The paper tackles the problem of dexterous manipulation in robotics by proposing a cross-modal sensory data generation framework for vision-touch translation and a spatio-temporal attention model for tactile texture recognition, resulting in an obvious improvement in efficiency as proven by the method.
Humans usually perceive the world in a multimodal way that vision, touch, sound are utilised to understand surroundings from various dimensions. These senses are combined together to achieve a synergistic effect where the learning is more effectively than using each sense separately. For robotics, vision and touch are two key senses for the dexterous manipulation. Vision usually gives us apparent features like shape, color, and the touch provides local information such as friction, texture, etc. Due to the complementary properties between visual and tactile senses, it is desirable for us to combine vision and touch for a synergistic perception and manipulation. Many researches have been investigated about multimodal perception such as cross-modal learning, 3D reconstruction, multimodal translation with vision and touch.

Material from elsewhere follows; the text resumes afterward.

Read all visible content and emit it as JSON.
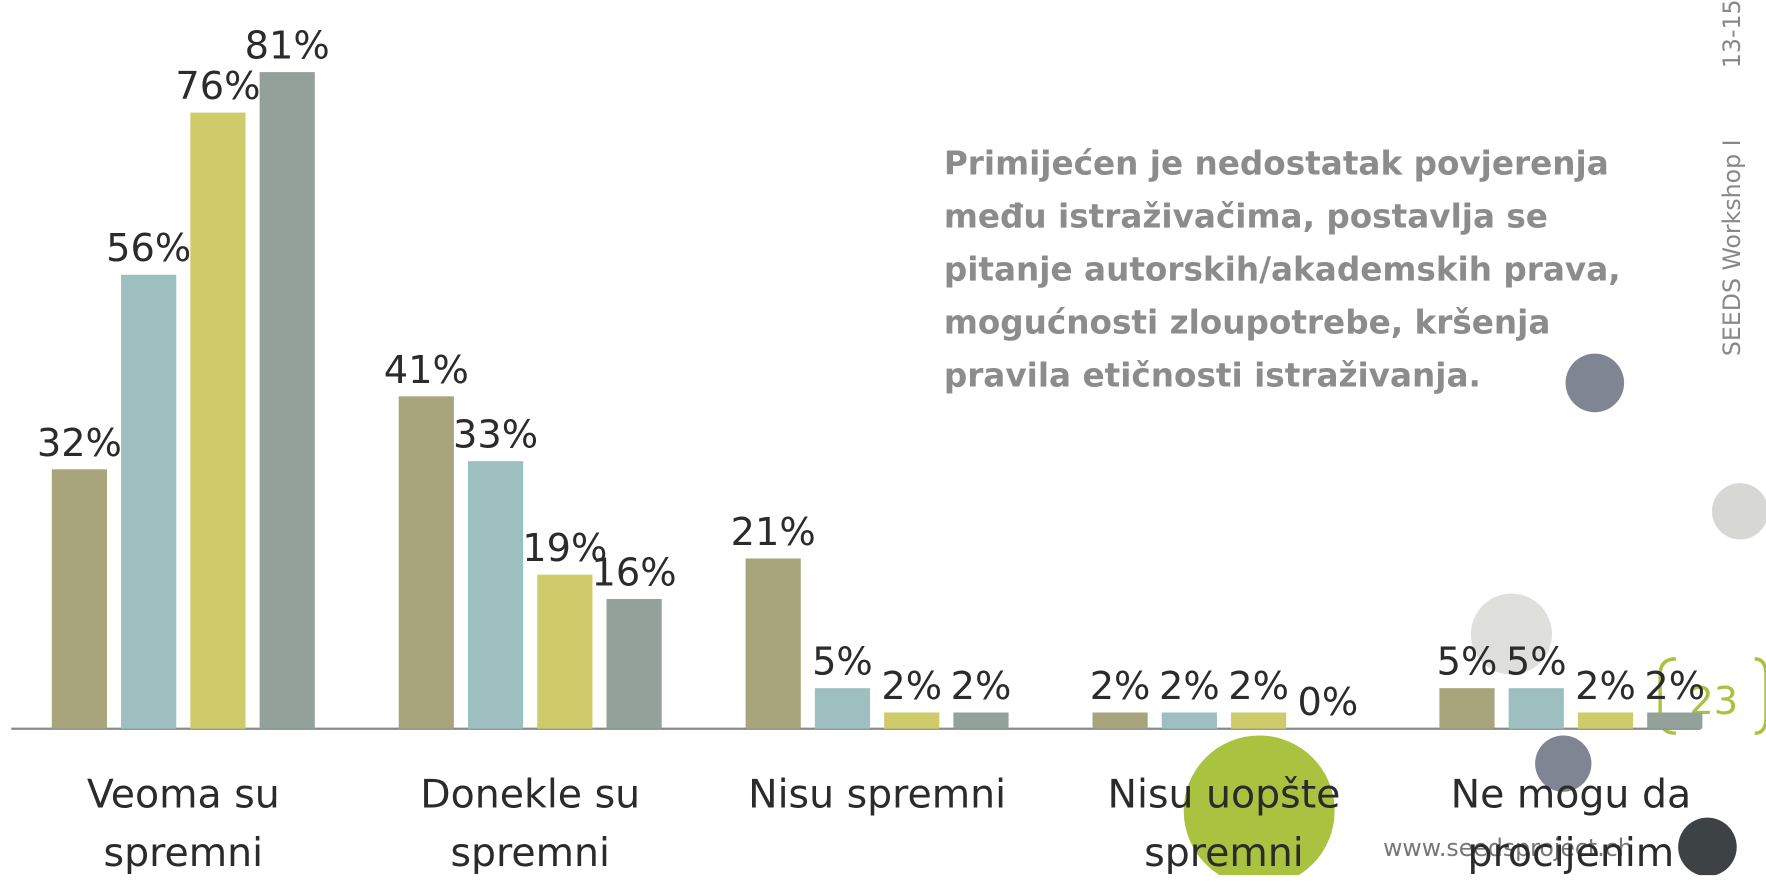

Specifically, we propose a cross-modal sensory data generation framework for the translation between vision and touch, which is able to generate realistic pseudo data. By using this cross-modal translation method, it is desirable for us to make up inaccessible data, helping us to learn the object's properties from different views. Recently, the attention mechanism becomes a popular method either in visual perception or in tactile perception. We propose a spatio-temporal attention model for tactile texture recognition, which takes both spatial features and time dimension into consideration. Our proposed method not only pays attention to the salient features in each spatial feature, but also models the temporal correlation in the through the time. The obvious improvement proves the efficiency of our selective attention mechanism. The spatio-temporal attention method has potential in many applications such as grasping, recognition, and multimodal perception.